D: We will not open up the pocket and release an army that came to destroy us. It has never happened in the history of war.

K: It has also never happened that a small country is producing a world war in this manner. There is a limit beyond which you cannot push the President. I have been trying to tell you that for a week…You play your game and you will see what happens…You are destroying the possibility for negotiations, which you want.

Needless to say, Kissinger got what he wanted—a negotiated outcome that laid the groundwork for an Egyptian-Israeli peace several years later.

Inevitably, in a book of this sort the author has to address a number of fundamental criticisms of the subject. He is particularly eager to explain and defend the policy of détente with the Soviet Union—an approach that eventually divided the Republican Party and led to a 30-year realignment in American politics that only now seems to be ending. He rejects the notion that the peace agreement with North Vietnam achieved in 1973 could have been easily obtained in 1969. He is quite emphatic in attributing the failures of Nixon’s policies—particularly the collapse of our South Viet namese client—to the specter of Watergate, and in this his narrative is utterly convincing.

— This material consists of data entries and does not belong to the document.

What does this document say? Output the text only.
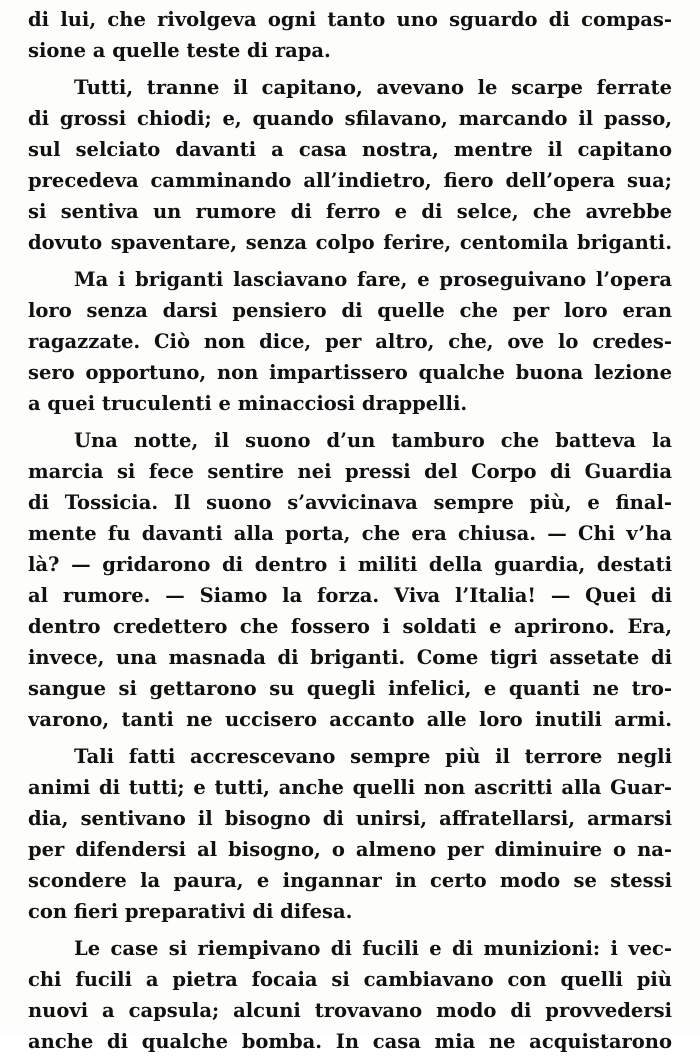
di lui, che rivolgeva ogni tanto uno sguardo di compas-
sione a quelle teste di rapa.
Tutti, tranne il capitano, avevano le scarpe ferrate
di grossi chiodi; e, quando sfilavano, marcando il passo,
sul selciato davanti a casa nostra, mentre il capitano
precedeva camminando all’indietro, fiero dell’opera sua;
si sentiva un rumore di ferro e di selce, che avrebbe
dovuto spaventare, senza colpo ferire, centomila briganti.
Ma i briganti lasciavano fare, e proseguivano l’opera
loro senza darsi pensiero di quelle che per loro eran
ragazzate. Ciò non dice, per altro, che, ove lo credes-
sero opportuno, non impartissero qualche buona lezione
a quei truculenti e minacciosi drappelli.
Una notte, il suono d’un tamburo che batteva la
marcia si fece sentire nei pressi del Corpo di Guardia
di Tossicia. Il suono s’avvicinava sempre più, e final-
mente fu davanti alla porta, che era chiusa. — Chi v’ha
là? — gridarono di dentro i militi della guardia, destati
al rumore. — Siamo la forza. Viva l’Italia! — Quei di
dentro credettero che fossero i soldati e aprirono. Era,
invece, una masnada di briganti. Come tigri assetate di
sangue si gettarono su quegli infelici, e quanti ne tro-
varono, tanti ne uccisero accanto alle loro inutili armi.
Tali fatti accrescevano sempre più il terrore negli
animi di tutti; e tutti, anche quelli non ascritti alla Guar-
dia, sentivano il bisogno di unirsi, affratellarsi, armarsi
per difendersi al bisogno, o almeno per diminuire o na-
scondere la paura, e ingannar in certo modo se stessi
con fieri preparativi di difesa.
Le case si riempivano di fucili e di munizioni: i vec-
chi fucili a pietra focaia si cambiavano con quelli più
nuovi a capsula; alcuni trovavano modo di provvedersi
anche di qualche bomba. In casa mia ne acquistarono
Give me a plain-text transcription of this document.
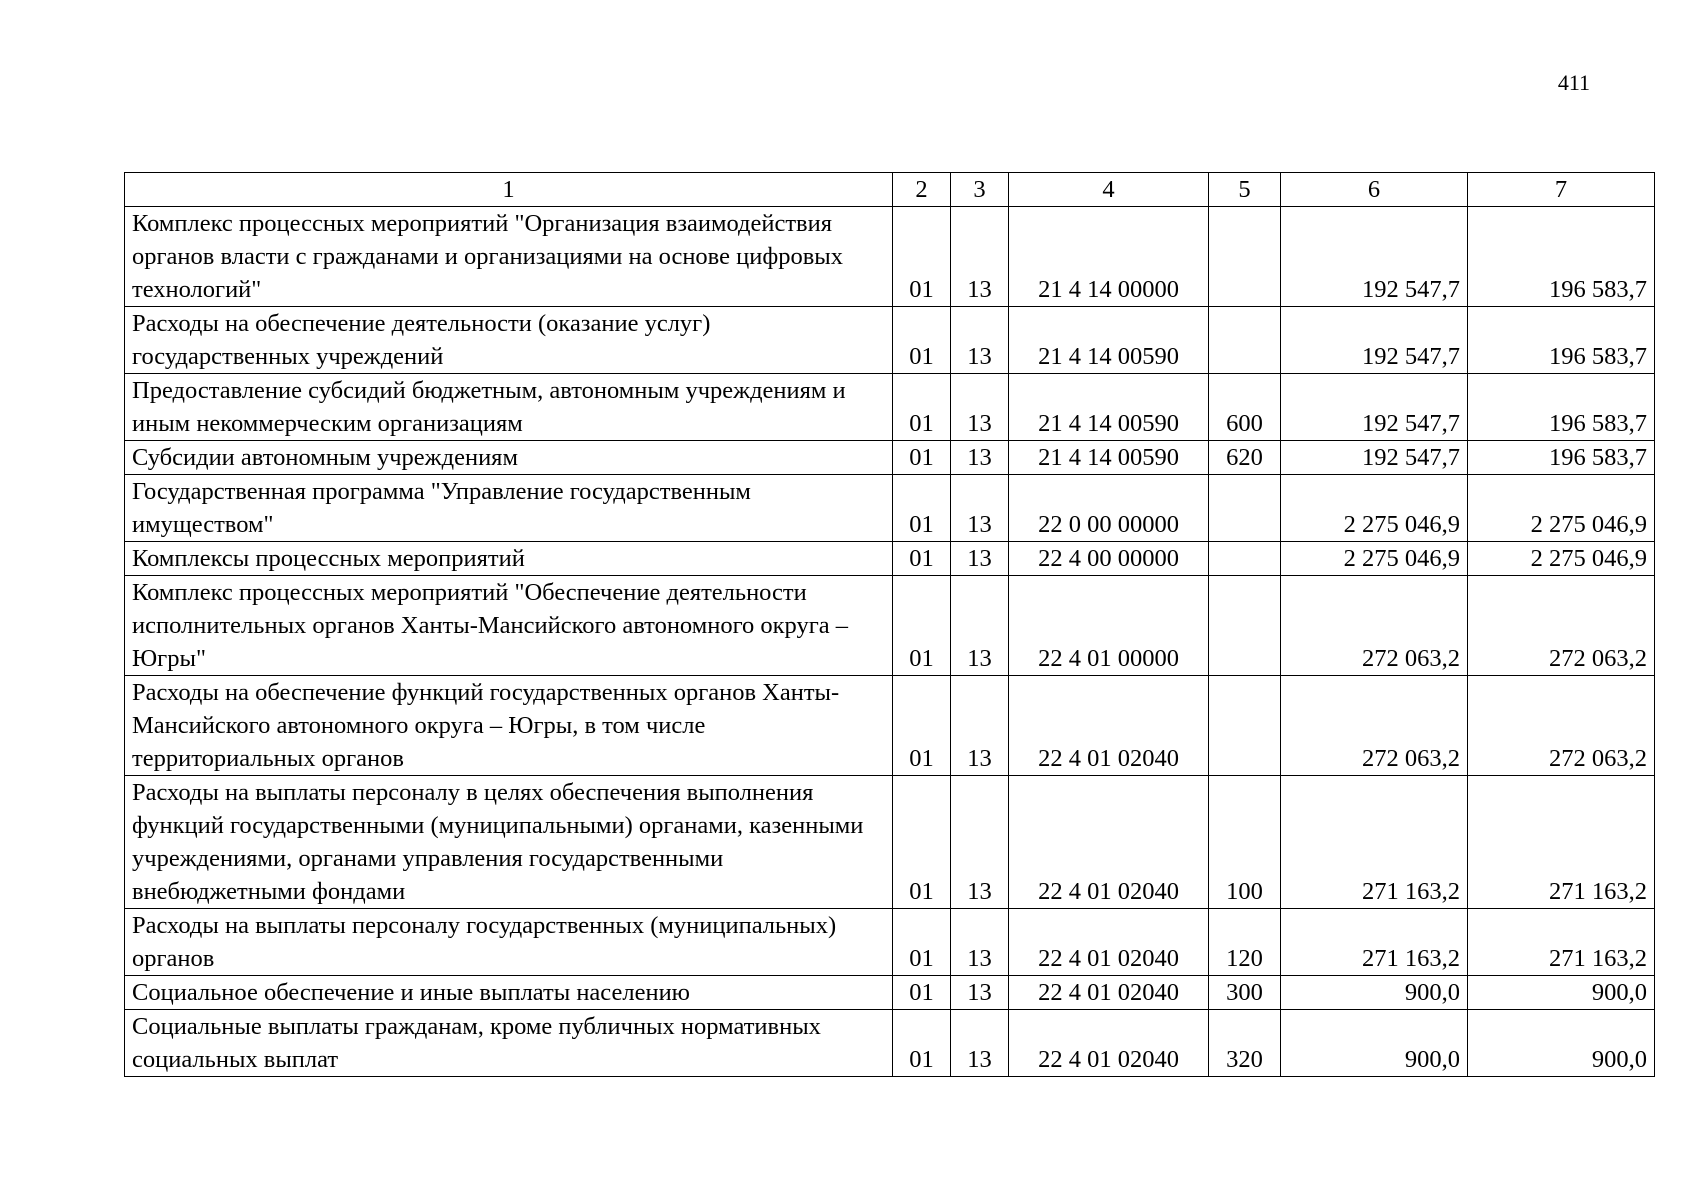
411
1	2	3	4	5	6	7
Комплекс процессных мероприятий "Организация взаимодействия органов власти с гражданами и организациями на основе цифровых технологий"	01	13	21 4 14 00000		192 547,7	196 583,7
Расходы на обеспечение деятельности (оказание услуг) государственных учреждений	01	13	21 4 14 00590		192 547,7	196 583,7
Предоставление субсидий бюджетным, автономным учреждениям и иным некоммерческим организациям	01	13	21 4 14 00590	600	192 547,7	196 583,7
Субсидии автономным учреждениям	01	13	21 4 14 00590	620	192 547,7	196 583,7
Государственная программа "Управление государственным имуществом"	01	13	22 0 00 00000		2 275 046,9	2 275 046,9
Комплексы процессных мероприятий	01	13	22 4 00 00000		2 275 046,9	2 275 046,9
Комплекс процессных мероприятий "Обеспечение деятельности исполнительных органов Ханты-Мансийского автономного округа – Югры"	01	13	22 4 01 00000		272 063,2	272 063,2
Расходы на обеспечение функций государственных органов Ханты-Мансийского автономного округа – Югры, в том числе территориальных органов	01	13	22 4 01 02040		272 063,2	272 063,2
Расходы на выплаты персоналу в целях обеспечения выполнения функций государственными (муниципальными) органами, казенными учреждениями, органами управления государственными внебюджетными фондами	01	13	22 4 01 02040	100	271 163,2	271 163,2
Расходы на выплаты персоналу государственных (муниципальных) органов	01	13	22 4 01 02040	120	271 163,2	271 163,2
Социальное обеспечение и иные выплаты населению	01	13	22 4 01 02040	300	900,0	900,0
Социальные выплаты гражданам, кроме публичных нормативных социальных выплат	01	13	22 4 01 02040	320	900,0	900,0
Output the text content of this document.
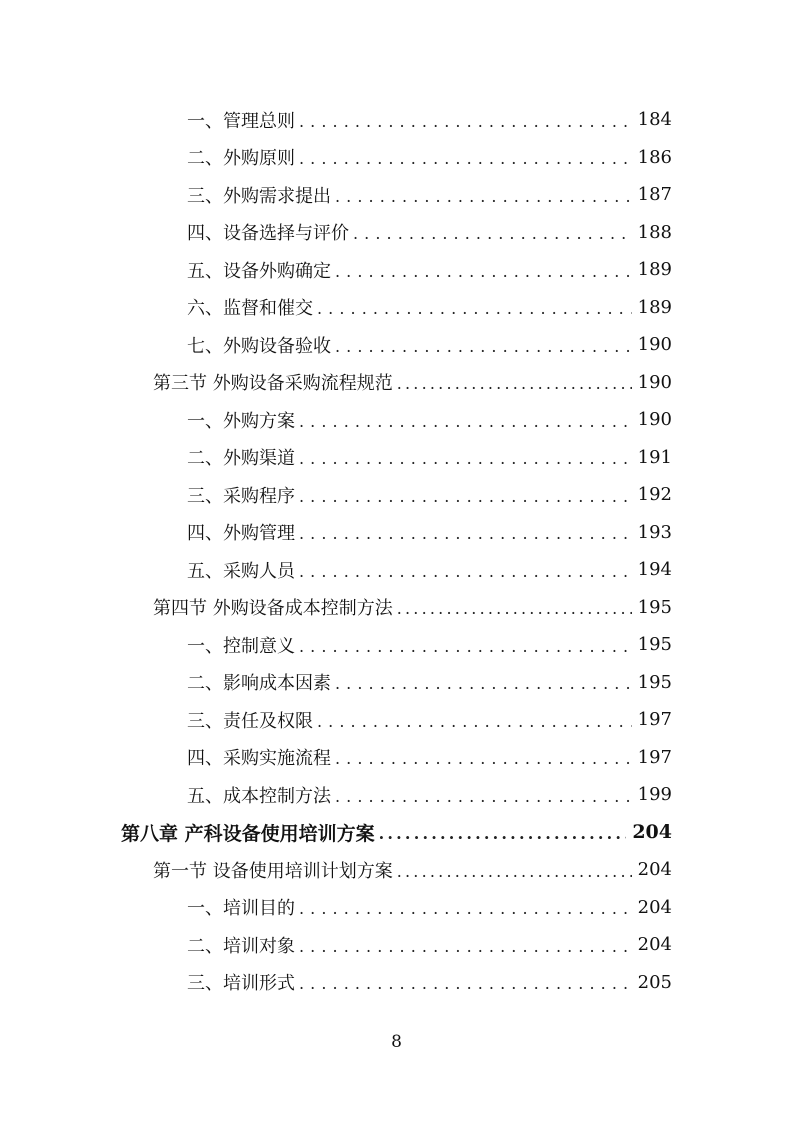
一、管理总则 . . .	184
二、外购原则 . . .	186
三、外购需求提出 . . .	187
四、设备选择与评价 . . .	188
五、设备外购确定 . . .	189
六、监督和催交 . . .	189
七、外购设备验收 . . .	190
第三节 外购设备采购流程规范 .....	190
一、外购方案 . . .	190
二、外购渠道 . . .	191
三、采购程序 . . .	192
四、外购管理 . . .	193
五、采购人员 . . .	194
第四节 外购设备成本控制方法 .....	195
一、控制意义 . . .	195
二、影响成本因素 . . .	195
三、责任及权限 . . .	197
四、采购实施流程 . . .	197
五、成本控制方法 . . .	199
第八章 产科设备使用培训方案 .....	204
第一节 设备使用培训计划方案 .....	204
一、培训目的 . . .	204
二、培训对象 . . .	204
三、培训形式 . . .	205
8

Kissinger: 1973 is one of the most intriguing books on American history to appear in many years. Even when dealing with fairly technical subjects like arms control it never fails to hold the reader’s attention. And it reminds us how difficult are the tasks of those entrusted with America’s power. Those who have convinced themselves that a mere change of tone will solve all of our current foreign policy problems need to read this book even more than the rest of us.